Near where Rome now stands, Neanderthals - a close relative of today's humans who inhabited Europe 600,000 to 350,000 years ago - shattered elephant bones to extract marrow to eat and shaped the bone fragments into tools. Long after the tools were thrown away they were picked up and reworked, said Geologist Giovanni Boschian from the University of Pisa.

Barkai discovered a "Paleolithic tool kit" at Qesem Cave, an archaeological site near Tel Aviv inhabited by early hominids some 200,000 to 420,000 years ago. Flint chips that were reshaped into tiny blades for cutting meat — a Paleolithic form of "cutlery," according to a report in the archaeological learned journal Antiquity.

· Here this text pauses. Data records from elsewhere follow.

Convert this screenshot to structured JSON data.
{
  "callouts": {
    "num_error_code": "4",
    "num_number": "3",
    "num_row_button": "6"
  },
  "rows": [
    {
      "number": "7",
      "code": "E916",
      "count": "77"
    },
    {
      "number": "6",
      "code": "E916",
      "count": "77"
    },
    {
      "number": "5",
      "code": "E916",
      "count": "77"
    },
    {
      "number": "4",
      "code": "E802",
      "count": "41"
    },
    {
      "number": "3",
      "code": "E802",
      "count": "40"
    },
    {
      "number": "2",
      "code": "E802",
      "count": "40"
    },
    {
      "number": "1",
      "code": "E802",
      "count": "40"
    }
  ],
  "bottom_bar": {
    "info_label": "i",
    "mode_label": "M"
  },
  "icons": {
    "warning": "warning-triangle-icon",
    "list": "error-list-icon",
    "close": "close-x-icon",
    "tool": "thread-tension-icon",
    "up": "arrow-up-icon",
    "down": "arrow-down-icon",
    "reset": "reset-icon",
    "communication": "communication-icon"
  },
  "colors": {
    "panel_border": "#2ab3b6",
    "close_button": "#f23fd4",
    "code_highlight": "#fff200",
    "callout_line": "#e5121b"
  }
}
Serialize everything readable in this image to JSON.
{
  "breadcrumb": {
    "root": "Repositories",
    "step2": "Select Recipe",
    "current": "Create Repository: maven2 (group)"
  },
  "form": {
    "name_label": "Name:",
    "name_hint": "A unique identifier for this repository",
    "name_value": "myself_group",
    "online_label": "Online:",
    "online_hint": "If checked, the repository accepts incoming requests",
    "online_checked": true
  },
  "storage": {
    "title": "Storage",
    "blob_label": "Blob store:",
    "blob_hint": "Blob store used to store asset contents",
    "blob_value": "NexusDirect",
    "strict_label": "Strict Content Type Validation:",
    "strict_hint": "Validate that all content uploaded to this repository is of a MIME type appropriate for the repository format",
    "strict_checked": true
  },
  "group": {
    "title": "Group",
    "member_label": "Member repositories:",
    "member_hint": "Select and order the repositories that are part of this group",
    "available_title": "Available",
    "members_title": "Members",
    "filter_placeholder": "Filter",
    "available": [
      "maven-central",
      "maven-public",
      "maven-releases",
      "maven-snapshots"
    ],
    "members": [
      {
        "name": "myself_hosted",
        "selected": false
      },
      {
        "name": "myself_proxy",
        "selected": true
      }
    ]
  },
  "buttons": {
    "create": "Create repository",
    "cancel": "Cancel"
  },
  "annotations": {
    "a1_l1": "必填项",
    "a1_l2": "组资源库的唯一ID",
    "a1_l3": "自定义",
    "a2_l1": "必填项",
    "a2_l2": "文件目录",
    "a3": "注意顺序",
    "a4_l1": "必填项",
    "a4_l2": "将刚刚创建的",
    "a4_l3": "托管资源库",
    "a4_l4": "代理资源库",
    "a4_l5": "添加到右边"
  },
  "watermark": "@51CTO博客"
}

"These findings ... draw attention to a little-explored aspect of lithic studies, namely the recycling of old flakes as cores in the production of specific, sharp, tiny flakes for delicate and precise meat-cutting activities," Barkai said. "They used discarded or tossed tools to produce new tools that had nothing to do with the original tool. We saw this behavior in every part of the Qesem Cave."

To determine whether a tool or object was recycled, archaeologists look for evidence of retouching and reuse. They note the tool's patina — discoloration that occurs as the stone is exposed to air and water. Variances in patina indicate the object went through multiple incarnations.

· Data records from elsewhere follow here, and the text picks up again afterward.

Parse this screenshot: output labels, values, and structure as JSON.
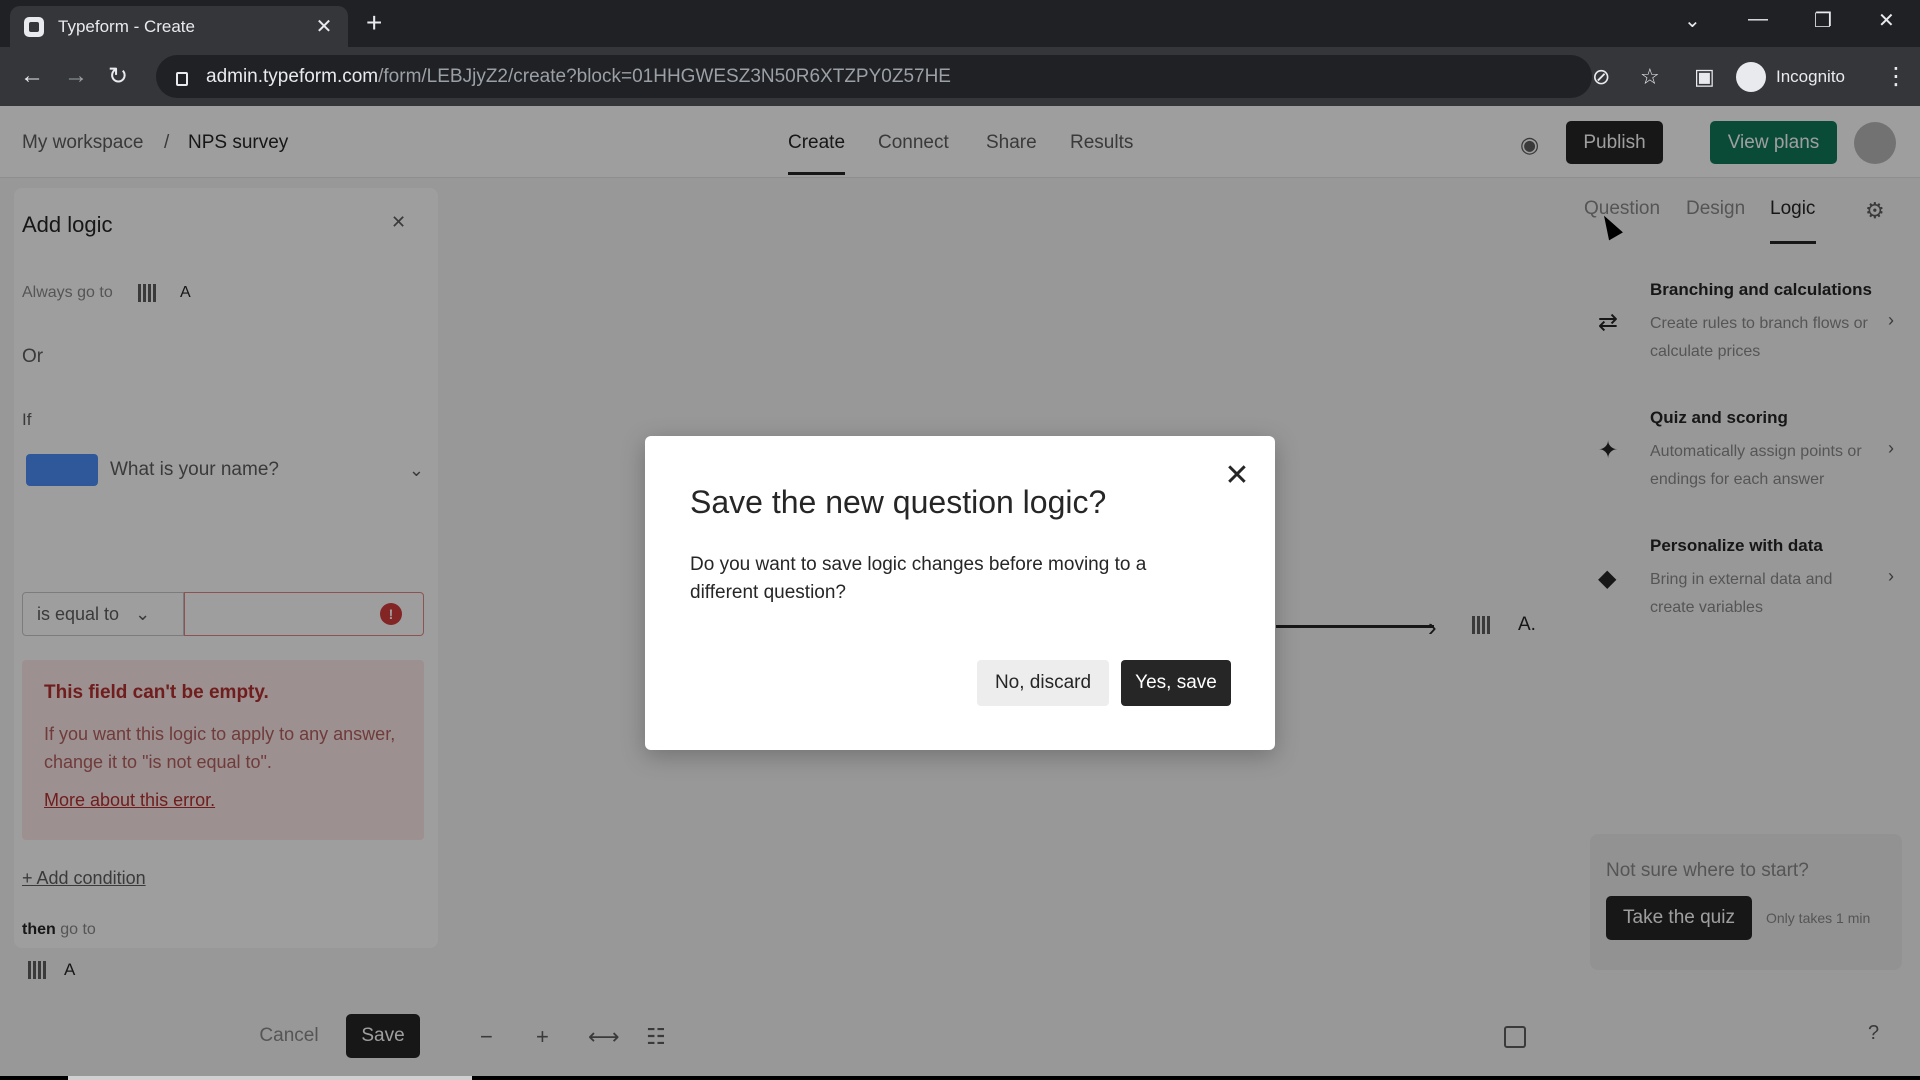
{
  "browser": {
    "tab_title": "Typeform - Create",
    "tab_close": "✕",
    "new_tab": "+",
    "url_host": "admin.typeform.com",
    "url_path": "/form/LEBJjyZ2/create?block=01HHGWESZ3N50R6XTZPY0Z57HE",
    "incognito_label": "Incognito"
  },
  "header": {
    "breadcrumb_workspace": "My workspace",
    "breadcrumb_sep": "/",
    "breadcrumb_form": "NPS survey",
    "tabs": [
      "Create",
      "Connect",
      "Share",
      "Results"
    ],
    "publish": "Publish",
    "view_plans": "View plans"
  },
  "logic_panel": {
    "title": "Add logic",
    "always_go_to": "Always go to",
    "always_target": "A",
    "or": "Or",
    "if": "If",
    "question": "What is your name?",
    "operator": "is equal to",
    "error_title": "This field can't be empty.",
    "error_body": "If you want this logic to apply to any answer, change it to \"is not equal to\".",
    "error_link": "More about this error.",
    "add_condition": "+ Add condition",
    "then_bold": "then",
    "then_rest": " go to",
    "dest_target": "A",
    "cancel": "Cancel",
    "save": "Save"
  },
  "canvas": {
    "node_label": "A."
  },
  "right_panel": {
    "tabs": [
      "Question",
      "Design",
      "Logic"
    ],
    "features": [
      {
        "title": "Branching and calculations",
        "desc": "Create rules to branch flows or calculate prices",
        "icon": "branch-icon"
      },
      {
        "title": "Quiz and scoring",
        "desc": "Automatically assign points or endings for each answer",
        "icon": "sparkle-icon"
      },
      {
        "title": "Personalize with data",
        "desc": "Bring in external data and create variables",
        "icon": "tag-icon"
      }
    ],
    "quiz_prompt": "Not sure where to start?",
    "quiz_button": "Take the quiz",
    "quiz_note": "Only takes 1 min"
  },
  "modal": {
    "title": "Save the new question logic?",
    "body": "Do you want to save logic changes before moving to a different question?",
    "discard": "No, discard",
    "confirm": "Yes, save"
  }
}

So did cavemen recycle as a matter of course? Daniel Amick, a professor of anthropology at Chicago's Loyola University, warned researchers to be careful of drawing too close parallels between prehistoric behavior and the modern movement to recycle. "I think that when they recycled they did so on an 'ad hoc' basis, when the need arose," he said.

Avi Gopher, a Tel Aviv University archaeologist who worked with Barkai at Qesem, argued that while the plight of the planet may not have driven early humans to reuse tools, their motivations were similar to ours in other ways.

"Why do we recycle plastic? To conserve energy and raw materials," Gopher told the Associated Press. "In the same way, if you recycled flint you didn't have to go all the way to the quarry to get more. So you conserved your energy and saved on the material." "It was not an occasional behavior," he said. "It was part of the way they did things, part of their way of life."